C’est lui qui fit reparaître alors tous nos chefs-d’œuvre nationaux dramatiques et lyriques, jusqu’aux pièces même proscrites par la politique : ainsi on revit Richard Cœur-de-Lion, qu’un tendre intérêt avait comme consacré aux Bourbons.

« Le pauvre Grétry m’en sollicitait depuis longtemps, nous disait un jour l’Empereur, et je hasardais en l’accordant une épreuve redoutable ; on me prédisait de grands scandales. La représentation eut lieu néanmoins sans nul inconvénient ; alors j’ordonnai de la répéter huit jours, quinze jours de suite, jusqu’à indigestion.

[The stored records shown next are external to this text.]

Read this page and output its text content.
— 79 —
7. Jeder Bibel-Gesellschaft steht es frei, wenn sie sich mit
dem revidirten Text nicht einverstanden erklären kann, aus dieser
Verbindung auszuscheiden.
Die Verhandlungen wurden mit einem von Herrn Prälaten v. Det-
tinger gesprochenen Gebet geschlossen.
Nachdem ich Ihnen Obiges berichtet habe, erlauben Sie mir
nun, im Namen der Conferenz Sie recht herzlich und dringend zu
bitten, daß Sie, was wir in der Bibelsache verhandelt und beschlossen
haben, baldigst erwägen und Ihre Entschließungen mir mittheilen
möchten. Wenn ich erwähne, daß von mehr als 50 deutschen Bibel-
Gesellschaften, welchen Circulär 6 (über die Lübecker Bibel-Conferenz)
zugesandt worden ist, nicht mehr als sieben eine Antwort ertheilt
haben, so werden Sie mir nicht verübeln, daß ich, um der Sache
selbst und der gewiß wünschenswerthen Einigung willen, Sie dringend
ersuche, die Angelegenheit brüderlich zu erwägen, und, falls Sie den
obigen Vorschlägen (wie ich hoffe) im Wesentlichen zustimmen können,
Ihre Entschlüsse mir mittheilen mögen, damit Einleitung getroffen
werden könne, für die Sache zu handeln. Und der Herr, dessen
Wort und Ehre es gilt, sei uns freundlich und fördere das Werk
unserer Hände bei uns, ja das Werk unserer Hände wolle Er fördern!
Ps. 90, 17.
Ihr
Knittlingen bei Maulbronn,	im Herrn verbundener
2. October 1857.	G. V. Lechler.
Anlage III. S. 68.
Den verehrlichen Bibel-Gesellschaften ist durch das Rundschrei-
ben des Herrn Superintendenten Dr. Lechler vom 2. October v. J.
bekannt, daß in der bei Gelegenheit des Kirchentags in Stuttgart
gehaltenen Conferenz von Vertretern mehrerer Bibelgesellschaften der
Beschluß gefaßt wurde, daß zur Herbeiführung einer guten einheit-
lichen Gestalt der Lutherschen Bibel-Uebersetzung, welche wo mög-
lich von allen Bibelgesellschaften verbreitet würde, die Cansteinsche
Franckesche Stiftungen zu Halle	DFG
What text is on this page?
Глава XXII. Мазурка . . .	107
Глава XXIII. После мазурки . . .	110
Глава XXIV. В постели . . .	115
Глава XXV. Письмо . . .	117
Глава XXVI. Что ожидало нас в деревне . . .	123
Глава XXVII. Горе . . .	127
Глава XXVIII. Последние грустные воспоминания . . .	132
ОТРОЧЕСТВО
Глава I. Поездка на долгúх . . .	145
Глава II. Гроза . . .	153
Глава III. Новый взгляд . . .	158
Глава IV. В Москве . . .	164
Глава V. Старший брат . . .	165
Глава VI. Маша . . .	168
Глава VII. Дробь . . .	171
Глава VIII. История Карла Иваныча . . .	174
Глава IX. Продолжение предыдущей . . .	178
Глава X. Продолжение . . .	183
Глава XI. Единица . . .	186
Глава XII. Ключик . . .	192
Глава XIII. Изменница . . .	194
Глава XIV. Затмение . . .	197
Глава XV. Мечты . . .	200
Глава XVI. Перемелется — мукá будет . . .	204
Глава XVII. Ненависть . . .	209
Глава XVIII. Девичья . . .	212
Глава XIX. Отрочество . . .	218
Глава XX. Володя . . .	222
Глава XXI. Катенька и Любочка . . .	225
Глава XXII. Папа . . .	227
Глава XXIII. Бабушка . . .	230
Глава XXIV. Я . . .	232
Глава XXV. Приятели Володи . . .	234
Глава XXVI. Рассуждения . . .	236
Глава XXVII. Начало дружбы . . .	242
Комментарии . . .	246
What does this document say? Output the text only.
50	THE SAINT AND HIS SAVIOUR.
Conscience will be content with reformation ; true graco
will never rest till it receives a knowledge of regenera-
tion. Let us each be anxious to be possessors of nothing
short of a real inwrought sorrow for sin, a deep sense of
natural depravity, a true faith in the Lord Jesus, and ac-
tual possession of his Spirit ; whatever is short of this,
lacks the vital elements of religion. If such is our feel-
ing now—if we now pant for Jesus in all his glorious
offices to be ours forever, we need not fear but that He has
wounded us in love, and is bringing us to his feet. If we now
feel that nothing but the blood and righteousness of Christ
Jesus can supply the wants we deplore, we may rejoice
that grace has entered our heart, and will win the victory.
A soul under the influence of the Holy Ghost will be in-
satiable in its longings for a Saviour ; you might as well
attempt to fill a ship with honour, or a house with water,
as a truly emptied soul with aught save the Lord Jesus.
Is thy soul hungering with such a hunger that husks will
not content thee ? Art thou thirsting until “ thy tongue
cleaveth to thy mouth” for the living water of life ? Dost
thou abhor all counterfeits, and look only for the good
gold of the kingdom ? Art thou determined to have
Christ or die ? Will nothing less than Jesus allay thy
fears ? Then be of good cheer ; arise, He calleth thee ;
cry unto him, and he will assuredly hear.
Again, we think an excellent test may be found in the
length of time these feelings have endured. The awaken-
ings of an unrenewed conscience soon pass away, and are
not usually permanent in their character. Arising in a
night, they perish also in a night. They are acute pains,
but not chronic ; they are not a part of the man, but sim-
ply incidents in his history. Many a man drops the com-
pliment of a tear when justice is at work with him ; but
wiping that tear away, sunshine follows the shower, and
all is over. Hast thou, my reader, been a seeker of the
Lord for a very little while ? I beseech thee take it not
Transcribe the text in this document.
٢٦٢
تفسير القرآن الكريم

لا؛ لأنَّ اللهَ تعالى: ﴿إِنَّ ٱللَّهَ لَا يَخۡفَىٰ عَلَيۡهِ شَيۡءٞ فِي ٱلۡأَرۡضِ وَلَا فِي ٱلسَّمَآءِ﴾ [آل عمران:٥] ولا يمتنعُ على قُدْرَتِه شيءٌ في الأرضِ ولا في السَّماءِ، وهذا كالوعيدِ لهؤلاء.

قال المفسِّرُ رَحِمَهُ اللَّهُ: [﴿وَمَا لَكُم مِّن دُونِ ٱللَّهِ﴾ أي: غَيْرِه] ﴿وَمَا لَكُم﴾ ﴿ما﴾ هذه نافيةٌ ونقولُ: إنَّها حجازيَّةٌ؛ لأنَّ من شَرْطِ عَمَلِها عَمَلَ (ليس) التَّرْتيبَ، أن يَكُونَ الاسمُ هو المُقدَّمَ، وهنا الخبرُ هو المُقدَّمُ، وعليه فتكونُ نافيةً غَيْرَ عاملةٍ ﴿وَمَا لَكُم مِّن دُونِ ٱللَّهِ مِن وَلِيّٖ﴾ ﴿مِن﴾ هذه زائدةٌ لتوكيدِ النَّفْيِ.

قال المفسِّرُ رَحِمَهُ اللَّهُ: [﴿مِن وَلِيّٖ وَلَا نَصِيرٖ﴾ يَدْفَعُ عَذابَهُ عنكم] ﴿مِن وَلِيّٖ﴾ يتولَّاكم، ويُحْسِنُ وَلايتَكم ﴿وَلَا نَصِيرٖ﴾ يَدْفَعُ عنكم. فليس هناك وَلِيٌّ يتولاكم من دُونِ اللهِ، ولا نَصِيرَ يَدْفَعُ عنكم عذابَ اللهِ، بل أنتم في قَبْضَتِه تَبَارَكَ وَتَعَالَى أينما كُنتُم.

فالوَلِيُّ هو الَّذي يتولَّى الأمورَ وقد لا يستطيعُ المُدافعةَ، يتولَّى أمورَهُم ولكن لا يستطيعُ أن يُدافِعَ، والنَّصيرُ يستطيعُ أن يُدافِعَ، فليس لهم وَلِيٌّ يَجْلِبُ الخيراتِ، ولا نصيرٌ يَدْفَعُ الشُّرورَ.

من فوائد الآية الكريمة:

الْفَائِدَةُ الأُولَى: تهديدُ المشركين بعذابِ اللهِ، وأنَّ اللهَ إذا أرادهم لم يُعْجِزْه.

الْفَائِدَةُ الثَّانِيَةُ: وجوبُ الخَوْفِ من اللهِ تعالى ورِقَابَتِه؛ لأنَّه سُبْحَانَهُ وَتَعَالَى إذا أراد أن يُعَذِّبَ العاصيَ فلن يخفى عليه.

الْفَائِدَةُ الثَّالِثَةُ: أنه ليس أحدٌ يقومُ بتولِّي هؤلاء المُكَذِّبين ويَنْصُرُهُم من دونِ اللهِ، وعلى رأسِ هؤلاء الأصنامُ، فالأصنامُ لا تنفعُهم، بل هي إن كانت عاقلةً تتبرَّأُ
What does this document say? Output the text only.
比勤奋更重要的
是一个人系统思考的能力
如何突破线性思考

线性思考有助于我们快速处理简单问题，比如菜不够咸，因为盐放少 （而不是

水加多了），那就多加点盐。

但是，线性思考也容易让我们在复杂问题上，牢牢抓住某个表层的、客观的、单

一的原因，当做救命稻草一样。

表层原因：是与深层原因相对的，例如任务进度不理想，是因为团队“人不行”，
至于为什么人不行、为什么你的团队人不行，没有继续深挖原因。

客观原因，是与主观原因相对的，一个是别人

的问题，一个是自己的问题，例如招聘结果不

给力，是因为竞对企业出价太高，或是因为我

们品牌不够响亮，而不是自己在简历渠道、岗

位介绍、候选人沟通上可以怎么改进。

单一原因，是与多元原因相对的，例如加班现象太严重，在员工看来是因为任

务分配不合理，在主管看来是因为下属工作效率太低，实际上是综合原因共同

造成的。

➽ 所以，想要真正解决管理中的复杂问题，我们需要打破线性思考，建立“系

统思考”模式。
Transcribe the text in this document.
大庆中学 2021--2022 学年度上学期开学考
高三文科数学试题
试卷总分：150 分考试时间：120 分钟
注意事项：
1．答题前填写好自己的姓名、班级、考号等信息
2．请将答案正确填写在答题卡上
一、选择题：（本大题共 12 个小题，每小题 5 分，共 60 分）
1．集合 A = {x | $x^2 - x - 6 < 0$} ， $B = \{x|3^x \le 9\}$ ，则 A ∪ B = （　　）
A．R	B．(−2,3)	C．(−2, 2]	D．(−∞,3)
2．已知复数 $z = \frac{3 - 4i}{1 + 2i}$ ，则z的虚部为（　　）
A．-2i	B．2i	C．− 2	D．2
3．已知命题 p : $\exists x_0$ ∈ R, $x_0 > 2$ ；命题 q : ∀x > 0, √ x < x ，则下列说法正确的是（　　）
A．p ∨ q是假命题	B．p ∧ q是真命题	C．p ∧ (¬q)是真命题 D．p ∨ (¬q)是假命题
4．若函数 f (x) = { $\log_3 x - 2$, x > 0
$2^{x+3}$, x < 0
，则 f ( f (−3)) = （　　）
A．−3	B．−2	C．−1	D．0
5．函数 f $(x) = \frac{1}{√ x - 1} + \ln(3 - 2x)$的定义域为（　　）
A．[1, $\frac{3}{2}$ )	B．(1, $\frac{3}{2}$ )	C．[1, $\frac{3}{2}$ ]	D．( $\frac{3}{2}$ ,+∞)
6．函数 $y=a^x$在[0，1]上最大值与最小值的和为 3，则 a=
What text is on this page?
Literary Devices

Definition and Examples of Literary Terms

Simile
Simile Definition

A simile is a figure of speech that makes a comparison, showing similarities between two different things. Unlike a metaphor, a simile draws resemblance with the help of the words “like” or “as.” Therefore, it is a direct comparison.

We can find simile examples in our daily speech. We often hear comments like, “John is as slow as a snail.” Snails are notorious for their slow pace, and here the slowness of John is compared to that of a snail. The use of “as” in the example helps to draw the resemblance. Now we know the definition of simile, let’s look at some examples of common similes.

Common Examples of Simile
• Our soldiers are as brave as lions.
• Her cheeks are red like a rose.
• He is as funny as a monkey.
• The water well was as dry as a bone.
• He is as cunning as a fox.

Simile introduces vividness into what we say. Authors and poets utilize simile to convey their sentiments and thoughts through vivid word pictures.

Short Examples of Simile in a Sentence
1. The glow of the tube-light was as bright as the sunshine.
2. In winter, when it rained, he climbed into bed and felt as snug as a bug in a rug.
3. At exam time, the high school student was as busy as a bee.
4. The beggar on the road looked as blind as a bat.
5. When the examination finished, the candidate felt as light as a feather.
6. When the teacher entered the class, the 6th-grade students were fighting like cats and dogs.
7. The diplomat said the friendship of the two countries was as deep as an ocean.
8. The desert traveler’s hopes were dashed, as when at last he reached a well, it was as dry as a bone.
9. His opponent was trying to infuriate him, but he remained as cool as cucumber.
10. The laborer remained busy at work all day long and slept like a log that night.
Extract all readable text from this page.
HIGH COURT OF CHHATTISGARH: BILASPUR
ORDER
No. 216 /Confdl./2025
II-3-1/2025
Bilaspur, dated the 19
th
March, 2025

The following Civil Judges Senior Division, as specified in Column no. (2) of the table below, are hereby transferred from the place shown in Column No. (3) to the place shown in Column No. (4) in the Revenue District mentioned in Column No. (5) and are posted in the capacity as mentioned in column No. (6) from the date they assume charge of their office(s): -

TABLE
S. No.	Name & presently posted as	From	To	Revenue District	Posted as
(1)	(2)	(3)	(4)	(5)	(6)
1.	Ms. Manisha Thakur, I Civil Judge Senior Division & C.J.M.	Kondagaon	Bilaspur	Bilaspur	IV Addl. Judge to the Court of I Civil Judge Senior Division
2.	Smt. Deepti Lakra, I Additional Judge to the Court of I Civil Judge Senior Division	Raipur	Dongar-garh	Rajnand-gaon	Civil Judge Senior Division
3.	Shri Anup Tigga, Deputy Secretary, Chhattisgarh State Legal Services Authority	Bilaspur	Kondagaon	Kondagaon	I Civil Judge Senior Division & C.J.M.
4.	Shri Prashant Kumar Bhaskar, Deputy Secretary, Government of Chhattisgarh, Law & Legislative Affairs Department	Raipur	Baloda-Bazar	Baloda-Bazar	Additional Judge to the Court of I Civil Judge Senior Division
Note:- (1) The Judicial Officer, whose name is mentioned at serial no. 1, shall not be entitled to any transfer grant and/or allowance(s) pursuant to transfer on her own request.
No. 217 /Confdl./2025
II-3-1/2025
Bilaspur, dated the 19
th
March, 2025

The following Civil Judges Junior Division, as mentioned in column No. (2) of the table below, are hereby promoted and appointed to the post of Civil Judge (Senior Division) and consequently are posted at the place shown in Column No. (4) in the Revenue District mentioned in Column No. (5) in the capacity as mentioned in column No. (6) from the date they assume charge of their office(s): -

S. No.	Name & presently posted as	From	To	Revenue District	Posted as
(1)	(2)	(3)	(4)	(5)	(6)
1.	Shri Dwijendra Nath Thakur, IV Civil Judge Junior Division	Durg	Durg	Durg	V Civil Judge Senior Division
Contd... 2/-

Le charme rompu, Richard a continué d’être joué sans qu’on y songeât davantage, jusqu’au moment où les Bourbons à leur tour l’ont proscrit, parce qu’un tendre intérêt le consacrait désormais à ma personne. »

Étrange vicissitude qui s’est renouvelée encore, nous a-t-on dit, pour le drame du prince Édouard ou du prétendant en Écosse. L’Empereur l’avait interdit à cause des Bourbons, et les Bourbons viennent de l’interdire à cause de l’Empereur.


Ma visite à Plantation-House – Insinuation – Première méchanceté de sir H. Lowe – Proclamations de Napoléon – Sa politique en Égypte – Aveu d’acte illégal.


Vendredi 26.

J’ai été à Plantation-House faire ma visite. Lady Lowe m’a paru belle, aimable, un tant soit peu actrice. Sir Hudson Lowe l’a épousée peu de temps avant son départ d’Europe, et précisément nous a-t-on dit, pour l’aider à nous faire les honneurs de la colonie. J’ai compris que cette dame était veuve d’un des officiers de l’ancien régiment de sir Hudson Lowe, et sœur d’un colonel tué à Waterloo.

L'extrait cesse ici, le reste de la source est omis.